Dans sa Déclaration de Politique Générale présentée devant le Conseil National de la Transition, le Premier ministre guinéen a dévoilé les contours d’un programme de transformation économique historique. Baptisé « Simandou 2040 », ce plan projette de porter le PIB du pays à 152 milliards de dollars à l’horizon 2040, contre environ 35 milliards aujourd’hui.
330 milliards de dollars. C’est le volume total d’investissements que la Guinée entend mobiliser sur quinze ans. Un chiffre qui donne le vertige, et qui dit à lui seul l’ampleur de l’ambition affichée.
Présenté comme « une transformation d’une ampleur inédite dans l’histoire économique » du pays, le Programme Simandou 2040 constitue la pièce maîtresse de la Déclaration de Politique Générale du Gouvernement soumise au CNT. Derrière ce nom, un pari colossal : faire de la Guinée une économie résiliente, inclusive et prospère en l’espace d’une génération.
Des chiffres qui donnent la mesure du projet
Le programme repose sur une architecture globale de 122 mégaprojets et 39 réformes structurantes. La croissance moyenne visée est de 10,3 % par an.
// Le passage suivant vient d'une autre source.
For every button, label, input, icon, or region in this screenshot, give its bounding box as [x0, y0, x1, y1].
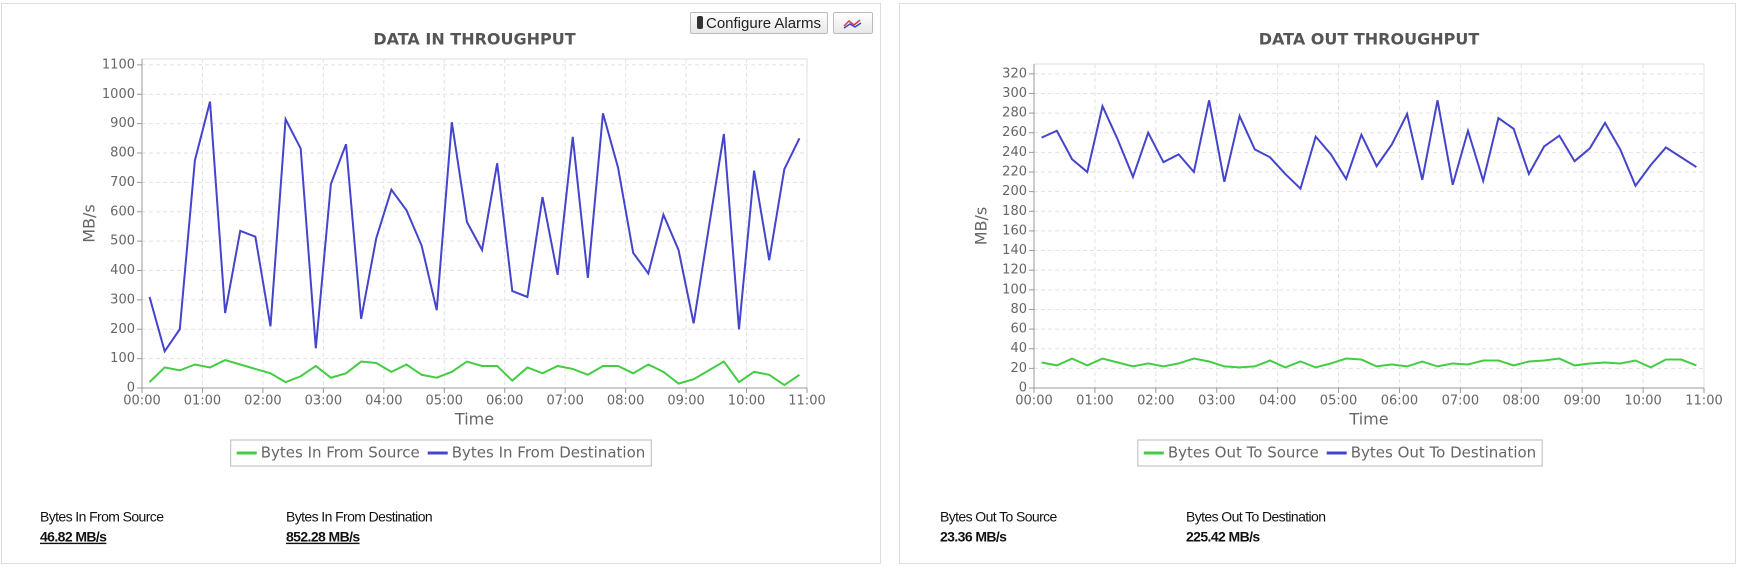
y-tick-label: 40: [1010, 341, 1027, 356]
x-tick-label: 06:00: [486, 394, 523, 409]
legend-label: Bytes Out To Source: [1168, 444, 1319, 462]
y-tick-label: 0: [127, 381, 135, 396]
stat-label: Bytes In From Destination: [286, 509, 432, 525]
y-axis-label: MB/s: [972, 207, 991, 246]
y-tick-label: 160: [1002, 223, 1027, 238]
y-tick-label: 220: [1002, 165, 1027, 180]
stat-value: 23.36 MB/s: [940, 529, 1007, 545]
x-tick-label: 02:00: [1137, 394, 1174, 409]
y-tick-label: 300: [110, 292, 135, 307]
x-axis-label: Time: [454, 410, 494, 429]
stat-value: 852.28 MB/s: [286, 529, 360, 545]
y-tick-label: 300: [1002, 86, 1027, 101]
x-tick-label: 10:00: [728, 394, 765, 409]
y-tick-label: 700: [110, 175, 135, 190]
stat-label: Bytes Out To Source: [940, 509, 1058, 525]
panel: [1, 3, 881, 564]
x-tick-label: 06:00: [1381, 394, 1418, 409]
x-tick-label: 05:00: [1320, 394, 1357, 409]
y-tick-label: 60: [1010, 322, 1027, 337]
x-tick-label: 07:00: [1442, 394, 1479, 409]
x-axis-label: Time: [1348, 410, 1388, 429]
configure-alarms-button[interactable]: Configure Alarms: [690, 12, 828, 34]
x-tick-label: 09:00: [667, 394, 704, 409]
x-tick-label: 03:00: [1198, 394, 1235, 409]
y-tick-label: 260: [1002, 125, 1027, 140]
data-line: [1041, 357, 1697, 369]
y-tick-label: 180: [1002, 204, 1027, 219]
x-tick-label: 05:00: [426, 394, 463, 409]
y-tick-label: 900: [110, 116, 135, 131]
plot-area: [141, 58, 808, 389]
y-tick-label: 400: [110, 263, 135, 278]
y-tick-label: 1000: [102, 87, 135, 102]
y-tick-label: 280: [1002, 106, 1027, 121]
y-tick-label: 0: [1019, 381, 1027, 396]
y-tick-label: 80: [1010, 302, 1027, 317]
stat-value: 225.42 MB/s: [1186, 529, 1260, 545]
stat-label: Bytes In From Source: [40, 509, 164, 525]
x-tick-label: 01:00: [1076, 394, 1113, 409]
legend-label: Bytes Out To Destination: [1351, 444, 1536, 462]
x-tick-label: 08:00: [607, 394, 644, 409]
y-tick-label: 200: [1002, 184, 1027, 199]
y-tick-label: 240: [1002, 145, 1027, 160]
x-tick-label: 09:00: [1563, 394, 1600, 409]
legend-label: Bytes In From Source: [261, 444, 420, 462]
y-tick-label: 20: [1010, 361, 1027, 376]
x-tick-label: 11:00: [788, 394, 825, 409]
y-tick-label: 100: [110, 351, 135, 366]
data-line: [148, 101, 801, 354]
stat-label: Bytes Out To Destination: [1186, 509, 1325, 525]
x-tick-label: 07:00: [546, 394, 583, 409]
legend: Bytes Out To Source Bytes Out To Destinat…: [1137, 439, 1543, 467]
x-tick-label: 03:00: [305, 394, 342, 409]
x-tick-label: 11:00: [1685, 394, 1722, 409]
legend-label: Bytes In From Destination: [452, 444, 646, 462]
y-tick-label: 140: [1002, 243, 1027, 258]
y-tick-label: 500: [110, 234, 135, 249]
y-tick-label: 600: [110, 204, 135, 219]
chart-icon: [843, 19, 862, 29]
button-label: Configure Alarms: [706, 15, 822, 32]
plot-area: [1033, 63, 1705, 389]
data-line: [1041, 100, 1697, 191]
x-tick-label: 00:00: [123, 394, 160, 409]
y-tick-label: 1100: [102, 57, 135, 72]
legend: Bytes In From Source Bytes In From Destin…: [230, 439, 652, 467]
traffic-light-icon: [697, 16, 703, 29]
y-tick-label: 320: [1002, 66, 1027, 81]
data-line: [148, 359, 801, 387]
x-tick-label: 04:00: [1259, 394, 1296, 409]
y-tick-label: 100: [1002, 282, 1027, 297]
chart-title: DATA IN THROUGHPUT: [373, 30, 575, 49]
x-tick-label: 02:00: [244, 394, 281, 409]
x-tick-label: 01:00: [184, 394, 221, 409]
x-tick-label: 00:00: [1015, 394, 1052, 409]
y-tick-label: 120: [1002, 263, 1027, 278]
y-tick-label: 200: [110, 322, 135, 337]
panel: [899, 3, 1736, 564]
chart-title: DATA OUT THROUGHPUT: [1259, 30, 1480, 49]
x-tick-label: 08:00: [1503, 394, 1540, 409]
stat-value: 46.82 MB/s: [40, 529, 107, 545]
x-tick-label: 10:00: [1624, 394, 1661, 409]
y-axis-label: MB/s: [80, 204, 99, 243]
x-tick-label: 04:00: [365, 394, 402, 409]
chart-type-button[interactable]: [833, 12, 873, 34]
y-tick-label: 800: [110, 146, 135, 161]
Le PIB, aujourd’hui estimé à environ 35 milliards de dollars, devrait atteindre 152 milliards à l’horizon 2040. Plus de cinq millions d’emplois sont également projetés sur la période.
La première vague de mise en œuvre, couvrant la période 2026-2030, mobilisera à elle seule 75 milliards de dollars, dont 20 milliards déjà engagés à travers le projet intégré Simandou et les infrastructures associées.
Le financement de cette ambition reposera sur une architecture combinant 38 % de ressources privées, 32 % du budget national, 19 % de fonds souverains et 11 % de concours des partenaires techniques et financiers.
Un bilan économique déjà présenté comme solide
Avant de projeter l’avenir, le Premier ministre a rappelé les acquis enregistrés depuis 2021. Les recettes publiques sont passées de 18 859 milliards de francs guinéens en 2020 à 45 000 milliards en 2025, soit une progression de 139 %. La modernisation des régies financières, la digitalisation des procédures et la mise en place du Fichier Unique de Gestion Administrative et de la Solde ont généré plus de 246 milliards de francs guinéens d’économies.
Le rebasage du PIB a par ailleurs permis de réévaluer la richesse nationale à plus de 36 milliards de dollars, soit une hausse de 51,2 %. Cette dynamique est confortée par la récente décision de confirmer la note souveraine de la Guinée à « B+ », avec une perspective passant de « Stable » à « Positive ».
Une doctrine claire : consolider, élever, transformer
Le gouvernement a structuré son action autour d’une doctrine en plusieurs axes : consolider l’État, élever le capital humain, transformer l’économie, moderniser le territoire, protéger les équilibres macroéconomiques, renforcer la justice sociale, sécuriser la République et projeter la Guinée dans les nouvelles dynamiques régionales et mondiales.
La stabilité institutionnelle, affirme le document, « n’a de sens que si elle produit de la prospérité ». La croissance, elle, « n’a de légitimité que si elle devient inclusive ». Et les ressources naturelles « n’ont de valeur politique que lorsqu’elles bonifient le capital humain et améliorent la compétitivité-pays ».
L’agriculture, l’éducation et la finance en première ligne
Le programme décline ses ambitions secteur par secteur. Dans le domaine de l’agriculture, de l’industrie alimentaire et du commerce, 32 mégaprojets et 10 réformes sont prévus, pour un volume d’investissements de 65 milliards de dollars. 45 000 promoteurs agricoles ont déjà été accompagnés, dont 60 % de femmes.
En matière d’éducation et de culture, l’action gouvernementale s’articule autour de 13 mégaprojets et 5 réformes, mobilisant 40 milliards de dollars. La bourse étudiante a été portée de 100 000 à 500 000 francs guinéens. Sur le plan financier, 16 mégaprojets et 5 réformes sont prévus, pour 1,5 milliard de dollars d’investissements. Des conventions ont été signées avec la BNIG pour 20 milliards GNF et avec EcoBank pour 200 milliards GNF au profit des PME/PMI.
La Loi Plan 2026-2040, déjà adoptée
Le cadre légal de cette ambition est désormais posé. La Loi Plan 2026-2040, adoptée par le CNT le 5 mars 2026, traduit selon le Premier ministre « la volonté politique forte de bâtir une Guinée résiliente, inclusive et prospère ». Elle constitue la boussole légale du Programme Simandou 2040 et engage l’État guinéen sur une trajectoire de transformation à long terme.
Le défi est à la hauteur des promesses. La Guinée dispose des ressources. Elle dispose désormais du cadre. Il lui reste à démontrer, dans les faits et dans la durée, que cette ambition peut se traduire en réalité tangible pour chaque Guinéen.